"What is the matter?" asked Porthos; "are you faint?"
"No, only I feel how utterly helpless our position is. Can we three pretend to go and take the Bastille?"
"Well, if D'Artagnan were only here," replied Porthos, "I don't know about that."
Raoul could not resist a feeling of admiration at the sight of such a perfect confidence, heroic in its simplicity. These were truly the celebrated men who, by three or four, attacked armies and assaulted castles! Those men who had terrified death itself, and who survived the wrecks of an age, and were still stronger than the most robust of the young.
"Monsieur," said he to Porthos, "you have just given me an idea; we absolutely must see M. d'Artagnan."
"Undoubtedly."
"He ought by this time to have returned home, after having taken my father to the Bastille. Let us go to his house."

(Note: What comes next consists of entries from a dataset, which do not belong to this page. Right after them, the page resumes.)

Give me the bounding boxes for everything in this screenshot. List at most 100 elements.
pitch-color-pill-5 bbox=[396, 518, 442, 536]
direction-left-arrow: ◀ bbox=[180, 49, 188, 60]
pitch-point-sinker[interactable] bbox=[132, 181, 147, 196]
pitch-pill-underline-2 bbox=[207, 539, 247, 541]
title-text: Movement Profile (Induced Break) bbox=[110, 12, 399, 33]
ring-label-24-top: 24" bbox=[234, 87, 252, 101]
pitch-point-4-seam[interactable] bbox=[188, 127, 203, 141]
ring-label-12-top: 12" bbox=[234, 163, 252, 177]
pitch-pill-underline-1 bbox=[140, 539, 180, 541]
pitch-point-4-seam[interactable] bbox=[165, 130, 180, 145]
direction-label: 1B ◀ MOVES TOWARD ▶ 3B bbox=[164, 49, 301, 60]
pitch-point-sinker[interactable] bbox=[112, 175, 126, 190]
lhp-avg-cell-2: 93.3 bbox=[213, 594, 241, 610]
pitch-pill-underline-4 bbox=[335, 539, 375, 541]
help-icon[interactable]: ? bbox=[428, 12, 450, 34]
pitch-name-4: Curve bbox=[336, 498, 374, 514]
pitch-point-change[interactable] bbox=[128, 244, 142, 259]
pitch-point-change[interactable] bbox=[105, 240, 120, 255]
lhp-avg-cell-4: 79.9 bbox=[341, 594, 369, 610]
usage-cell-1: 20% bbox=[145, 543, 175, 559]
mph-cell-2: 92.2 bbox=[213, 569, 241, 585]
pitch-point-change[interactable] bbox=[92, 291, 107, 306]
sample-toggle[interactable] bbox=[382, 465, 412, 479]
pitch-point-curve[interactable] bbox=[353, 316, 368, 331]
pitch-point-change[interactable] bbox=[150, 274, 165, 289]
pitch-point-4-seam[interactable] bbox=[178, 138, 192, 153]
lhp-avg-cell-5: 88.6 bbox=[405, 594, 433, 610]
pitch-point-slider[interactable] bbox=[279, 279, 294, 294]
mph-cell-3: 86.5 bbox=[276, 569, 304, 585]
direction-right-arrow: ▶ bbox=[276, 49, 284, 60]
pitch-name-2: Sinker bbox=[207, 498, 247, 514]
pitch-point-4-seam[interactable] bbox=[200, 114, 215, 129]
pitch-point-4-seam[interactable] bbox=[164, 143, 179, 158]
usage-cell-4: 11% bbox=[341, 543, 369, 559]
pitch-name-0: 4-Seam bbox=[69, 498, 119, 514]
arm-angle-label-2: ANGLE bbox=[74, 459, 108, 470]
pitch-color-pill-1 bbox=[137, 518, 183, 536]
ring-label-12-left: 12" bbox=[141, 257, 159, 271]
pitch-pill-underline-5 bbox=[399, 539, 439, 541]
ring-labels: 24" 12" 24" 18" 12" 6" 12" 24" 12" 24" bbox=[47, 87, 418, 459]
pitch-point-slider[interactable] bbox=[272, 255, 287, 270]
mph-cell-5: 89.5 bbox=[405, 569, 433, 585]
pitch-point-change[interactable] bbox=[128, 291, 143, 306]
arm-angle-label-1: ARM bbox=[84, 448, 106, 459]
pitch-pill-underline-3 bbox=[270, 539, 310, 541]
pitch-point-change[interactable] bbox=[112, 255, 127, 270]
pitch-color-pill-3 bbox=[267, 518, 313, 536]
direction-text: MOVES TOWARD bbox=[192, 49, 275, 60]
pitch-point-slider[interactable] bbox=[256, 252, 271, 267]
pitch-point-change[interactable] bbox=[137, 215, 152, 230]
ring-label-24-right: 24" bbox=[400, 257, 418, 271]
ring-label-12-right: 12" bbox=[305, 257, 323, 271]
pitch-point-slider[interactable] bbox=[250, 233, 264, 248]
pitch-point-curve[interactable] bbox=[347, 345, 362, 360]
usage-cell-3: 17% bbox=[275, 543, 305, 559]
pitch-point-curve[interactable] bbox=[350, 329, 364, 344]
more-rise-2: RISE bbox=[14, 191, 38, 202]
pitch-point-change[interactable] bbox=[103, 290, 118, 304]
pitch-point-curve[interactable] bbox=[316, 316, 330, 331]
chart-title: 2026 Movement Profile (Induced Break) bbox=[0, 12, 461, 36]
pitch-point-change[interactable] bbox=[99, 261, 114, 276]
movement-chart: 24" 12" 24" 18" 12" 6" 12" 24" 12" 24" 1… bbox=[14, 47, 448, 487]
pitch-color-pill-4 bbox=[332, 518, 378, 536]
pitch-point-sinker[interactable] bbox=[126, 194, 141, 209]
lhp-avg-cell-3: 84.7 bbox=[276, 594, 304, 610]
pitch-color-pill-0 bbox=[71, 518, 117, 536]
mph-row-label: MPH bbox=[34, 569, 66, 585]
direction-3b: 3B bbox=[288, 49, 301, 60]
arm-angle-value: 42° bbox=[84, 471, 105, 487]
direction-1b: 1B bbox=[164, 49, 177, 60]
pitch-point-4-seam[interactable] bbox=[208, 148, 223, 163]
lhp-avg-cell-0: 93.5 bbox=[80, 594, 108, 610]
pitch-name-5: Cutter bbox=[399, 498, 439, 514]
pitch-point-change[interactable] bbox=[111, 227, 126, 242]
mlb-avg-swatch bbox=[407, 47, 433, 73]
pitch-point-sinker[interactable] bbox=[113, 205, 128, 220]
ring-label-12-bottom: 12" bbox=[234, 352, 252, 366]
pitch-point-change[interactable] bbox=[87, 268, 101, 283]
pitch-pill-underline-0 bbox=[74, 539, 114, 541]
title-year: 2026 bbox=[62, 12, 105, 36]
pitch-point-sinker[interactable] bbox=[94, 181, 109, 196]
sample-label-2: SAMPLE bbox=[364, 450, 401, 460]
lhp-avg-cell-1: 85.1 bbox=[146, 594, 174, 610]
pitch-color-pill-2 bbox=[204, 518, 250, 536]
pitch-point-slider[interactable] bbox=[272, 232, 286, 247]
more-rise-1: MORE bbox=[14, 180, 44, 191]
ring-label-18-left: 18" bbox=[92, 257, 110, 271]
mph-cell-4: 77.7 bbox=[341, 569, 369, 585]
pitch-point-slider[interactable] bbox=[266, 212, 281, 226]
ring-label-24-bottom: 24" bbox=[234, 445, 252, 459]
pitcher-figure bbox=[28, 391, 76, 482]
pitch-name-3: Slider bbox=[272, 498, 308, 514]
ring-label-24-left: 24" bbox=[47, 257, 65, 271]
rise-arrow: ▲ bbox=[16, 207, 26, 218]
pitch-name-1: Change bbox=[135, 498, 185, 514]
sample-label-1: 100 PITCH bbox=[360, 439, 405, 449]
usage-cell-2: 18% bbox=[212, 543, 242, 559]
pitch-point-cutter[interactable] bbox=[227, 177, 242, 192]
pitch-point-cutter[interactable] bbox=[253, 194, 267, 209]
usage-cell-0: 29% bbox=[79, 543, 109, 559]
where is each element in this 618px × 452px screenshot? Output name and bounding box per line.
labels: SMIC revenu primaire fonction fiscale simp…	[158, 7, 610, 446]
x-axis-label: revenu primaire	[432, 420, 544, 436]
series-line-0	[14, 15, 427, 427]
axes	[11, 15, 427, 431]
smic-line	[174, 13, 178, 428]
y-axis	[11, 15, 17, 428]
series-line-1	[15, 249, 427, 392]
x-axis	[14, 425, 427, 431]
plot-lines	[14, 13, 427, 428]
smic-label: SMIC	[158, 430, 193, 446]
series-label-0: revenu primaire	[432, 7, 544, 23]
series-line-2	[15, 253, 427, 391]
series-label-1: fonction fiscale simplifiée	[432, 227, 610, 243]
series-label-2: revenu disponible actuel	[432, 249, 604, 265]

"First, inquire at the Bastille," said Grimaud, who was in the habit of speaking little, but that to the purpose.
Accordingly, they hastened toward the fortress, when one of those chances which Heaven bestows on men of strong will, caused Grimaud suddenly to perceive the carriage, which was entering by the great gate of the drawbridge. This was at the moment that D'Artagnan was, as we have seen, returning from his visit to the king. In vain was it that Raoul urged on his horse in order to join the carriage, and to see whom it contained. The horses had already gained the other side of the great gate, which again closed, while one of the sentries struck the nose of Raoul's horse with his musket; Raoul turned about, only too happy to find he had ascertained something respecting the carriage which had contained his father. "We have him," said Grimaud.
"If we wait a little it is certain he will leave; don't you think so, my friend?"